Illustration of the warning. Dynamic is same as Node

@deferred_execution
def my_function(data1, shape, data2):   # NOT OK ! static agument before a dynamic argument
    ...

# this is wrong because data1 and data2 represent values in the graph, and are separated
# with `shape`, correct signature would be :
@deferred_execution
def my_function(data1, data2, shape):   # OK ! dynamic argument must be always first
    ...

# When creating the graph:
input_node1 = InputNode(name="1")
input_node2 = InputNode(name="2")

# This is NOT OK because dynamic arguments (PipelineNodes) should be positional:
output = my_function(input_node1, data2=input_node1, shape=(256, 256))  # **NOT OK** !!

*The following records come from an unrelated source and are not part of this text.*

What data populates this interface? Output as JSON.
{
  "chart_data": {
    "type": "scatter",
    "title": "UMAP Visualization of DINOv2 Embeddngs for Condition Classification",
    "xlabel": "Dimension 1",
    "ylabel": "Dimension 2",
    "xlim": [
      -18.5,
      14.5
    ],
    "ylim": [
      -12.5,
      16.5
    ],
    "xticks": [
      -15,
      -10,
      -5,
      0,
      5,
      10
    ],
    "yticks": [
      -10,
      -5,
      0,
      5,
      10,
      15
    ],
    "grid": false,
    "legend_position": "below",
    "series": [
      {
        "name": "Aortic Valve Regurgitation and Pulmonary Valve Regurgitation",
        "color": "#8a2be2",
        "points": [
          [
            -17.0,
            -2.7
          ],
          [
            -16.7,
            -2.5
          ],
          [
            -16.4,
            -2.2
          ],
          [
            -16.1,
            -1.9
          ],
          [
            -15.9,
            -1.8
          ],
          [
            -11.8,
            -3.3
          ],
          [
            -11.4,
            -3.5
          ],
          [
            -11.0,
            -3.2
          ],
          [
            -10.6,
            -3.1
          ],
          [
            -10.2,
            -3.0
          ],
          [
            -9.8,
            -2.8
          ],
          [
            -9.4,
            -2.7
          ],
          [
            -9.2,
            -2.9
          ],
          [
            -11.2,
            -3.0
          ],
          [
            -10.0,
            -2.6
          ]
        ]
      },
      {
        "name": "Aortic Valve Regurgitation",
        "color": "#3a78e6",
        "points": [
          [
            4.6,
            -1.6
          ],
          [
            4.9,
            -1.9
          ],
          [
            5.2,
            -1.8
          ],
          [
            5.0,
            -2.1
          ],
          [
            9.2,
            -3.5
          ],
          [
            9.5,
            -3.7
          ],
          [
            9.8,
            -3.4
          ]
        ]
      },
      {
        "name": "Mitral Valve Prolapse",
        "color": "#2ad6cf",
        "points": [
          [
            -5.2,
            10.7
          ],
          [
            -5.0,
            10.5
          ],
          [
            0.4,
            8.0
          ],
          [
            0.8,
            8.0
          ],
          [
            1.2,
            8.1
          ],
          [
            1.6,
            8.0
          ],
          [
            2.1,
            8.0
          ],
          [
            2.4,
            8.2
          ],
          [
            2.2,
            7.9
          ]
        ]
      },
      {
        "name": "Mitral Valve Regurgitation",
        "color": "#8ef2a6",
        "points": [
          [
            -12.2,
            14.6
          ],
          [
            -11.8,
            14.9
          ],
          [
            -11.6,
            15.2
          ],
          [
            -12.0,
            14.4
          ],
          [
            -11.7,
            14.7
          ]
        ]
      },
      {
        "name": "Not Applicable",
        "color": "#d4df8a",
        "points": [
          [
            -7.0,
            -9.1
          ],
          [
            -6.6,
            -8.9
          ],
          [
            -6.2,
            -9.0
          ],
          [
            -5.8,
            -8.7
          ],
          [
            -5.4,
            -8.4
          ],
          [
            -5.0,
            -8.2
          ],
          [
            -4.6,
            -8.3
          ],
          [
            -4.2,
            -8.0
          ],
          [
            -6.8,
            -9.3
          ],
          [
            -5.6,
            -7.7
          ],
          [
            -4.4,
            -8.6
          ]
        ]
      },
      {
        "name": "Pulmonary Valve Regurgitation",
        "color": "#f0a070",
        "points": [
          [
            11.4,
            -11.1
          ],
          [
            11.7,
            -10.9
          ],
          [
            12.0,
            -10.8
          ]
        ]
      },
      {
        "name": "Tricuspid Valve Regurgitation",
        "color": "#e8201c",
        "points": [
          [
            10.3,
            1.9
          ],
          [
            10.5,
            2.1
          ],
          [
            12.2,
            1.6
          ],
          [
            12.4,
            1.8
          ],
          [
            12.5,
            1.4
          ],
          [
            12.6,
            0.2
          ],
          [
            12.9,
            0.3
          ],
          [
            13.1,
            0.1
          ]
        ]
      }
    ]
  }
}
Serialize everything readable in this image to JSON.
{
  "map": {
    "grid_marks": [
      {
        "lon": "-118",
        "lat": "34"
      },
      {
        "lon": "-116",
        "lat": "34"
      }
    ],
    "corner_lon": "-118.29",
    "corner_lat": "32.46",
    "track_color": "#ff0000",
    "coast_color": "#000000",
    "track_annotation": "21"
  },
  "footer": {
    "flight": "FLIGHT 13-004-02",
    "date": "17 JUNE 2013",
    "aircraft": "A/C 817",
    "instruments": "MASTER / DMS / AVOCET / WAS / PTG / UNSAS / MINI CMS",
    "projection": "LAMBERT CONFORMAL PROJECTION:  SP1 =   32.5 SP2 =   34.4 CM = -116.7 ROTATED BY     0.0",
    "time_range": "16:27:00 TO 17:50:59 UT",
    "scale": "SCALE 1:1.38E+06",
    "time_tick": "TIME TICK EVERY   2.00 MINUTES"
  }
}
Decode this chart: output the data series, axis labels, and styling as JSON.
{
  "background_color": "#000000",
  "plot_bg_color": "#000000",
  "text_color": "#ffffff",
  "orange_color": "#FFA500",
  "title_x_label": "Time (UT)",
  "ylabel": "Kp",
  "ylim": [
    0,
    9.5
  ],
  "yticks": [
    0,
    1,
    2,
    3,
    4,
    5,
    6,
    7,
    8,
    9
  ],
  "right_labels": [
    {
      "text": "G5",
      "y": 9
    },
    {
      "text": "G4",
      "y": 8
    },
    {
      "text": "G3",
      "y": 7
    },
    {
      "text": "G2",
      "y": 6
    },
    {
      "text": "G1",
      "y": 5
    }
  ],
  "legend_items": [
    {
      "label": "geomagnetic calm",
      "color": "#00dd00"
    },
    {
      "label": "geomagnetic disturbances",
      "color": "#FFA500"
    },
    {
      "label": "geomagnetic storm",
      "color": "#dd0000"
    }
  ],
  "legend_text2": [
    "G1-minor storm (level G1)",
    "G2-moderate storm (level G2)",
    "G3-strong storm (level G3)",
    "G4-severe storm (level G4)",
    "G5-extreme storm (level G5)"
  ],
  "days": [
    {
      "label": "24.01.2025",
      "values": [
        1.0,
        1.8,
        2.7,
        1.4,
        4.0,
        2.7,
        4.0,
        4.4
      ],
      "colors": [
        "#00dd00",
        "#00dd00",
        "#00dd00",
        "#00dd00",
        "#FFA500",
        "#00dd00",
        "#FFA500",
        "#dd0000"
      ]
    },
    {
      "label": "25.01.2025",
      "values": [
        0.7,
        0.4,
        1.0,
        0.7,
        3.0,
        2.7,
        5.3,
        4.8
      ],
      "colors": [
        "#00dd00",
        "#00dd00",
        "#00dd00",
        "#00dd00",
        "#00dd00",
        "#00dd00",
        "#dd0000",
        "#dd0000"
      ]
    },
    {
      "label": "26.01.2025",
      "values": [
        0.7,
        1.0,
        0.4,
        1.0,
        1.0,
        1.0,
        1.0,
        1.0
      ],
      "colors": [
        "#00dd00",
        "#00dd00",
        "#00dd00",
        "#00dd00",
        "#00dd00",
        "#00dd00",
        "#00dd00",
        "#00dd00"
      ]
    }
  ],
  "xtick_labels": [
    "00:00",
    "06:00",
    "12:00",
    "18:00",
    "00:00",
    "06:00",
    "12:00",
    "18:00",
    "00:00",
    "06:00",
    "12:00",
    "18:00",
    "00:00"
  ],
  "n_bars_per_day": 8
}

# Dynamic (PipelineNode) arguments should be positional:
output = my_function(input_node1, input_node1, shape=(256, 256))  # **OK** !!

Creating Custom Validators ¶

You can define your own data validators by subclassing the Validator class. This allows you to implement custom validation logic tailored to your specific needs.

To create a custom validator, subclass Validator and override the validate method. The validate method should raise a ValidationError if the data doesn’t meet the required validation criteria.

from dl_data_pipeline.validator import Validator, ValidationError

class CustomRangeValidator(Validator):
    def __init__(self, min_value, max_value):
        self.min_value = min_value
        self.max_value = max_value

    def validate(self, data):
        if not (self.min_value <= data <= self.max_value):
            raise ValidationError(f"Data {data} is out of range [{self.min_value}, {self.max_value}]")

The following validators are already provided in the package, and you can use them directly in your pipeline:

from dl_data_pipeline.validator import (
    TypeValidator,     # Validates the type of the data
    ShapeValidator,    # Ensures the data matches a specific shape
    MinMaxValidator,   # Validates that the data falls within a specified range
    MeanVarValidator,  # Ensures the data's mean and variance meet specified criteria
    ValidationError    # Custom exception raised when validation fails
)

Conclusion ¶

With the dl_data_pipeline package, you can easily create customizable and efficient data processing pipelines. By defining input nodes, chaining processing functions, and applying validation logic, you can create robust pipelines for handling complex workflows. Additionally, the package allows for deferred execution, providing a more dynamic and flexible approach to building graphs.

Whether you’re using the built-in processing functions and validators or creating your own, the dl_data_pipeline package ensures that you have the tools to handle diverse data processing tasks with ease.

For further information on specific functions and more advanced usage, please refer to the full documentation.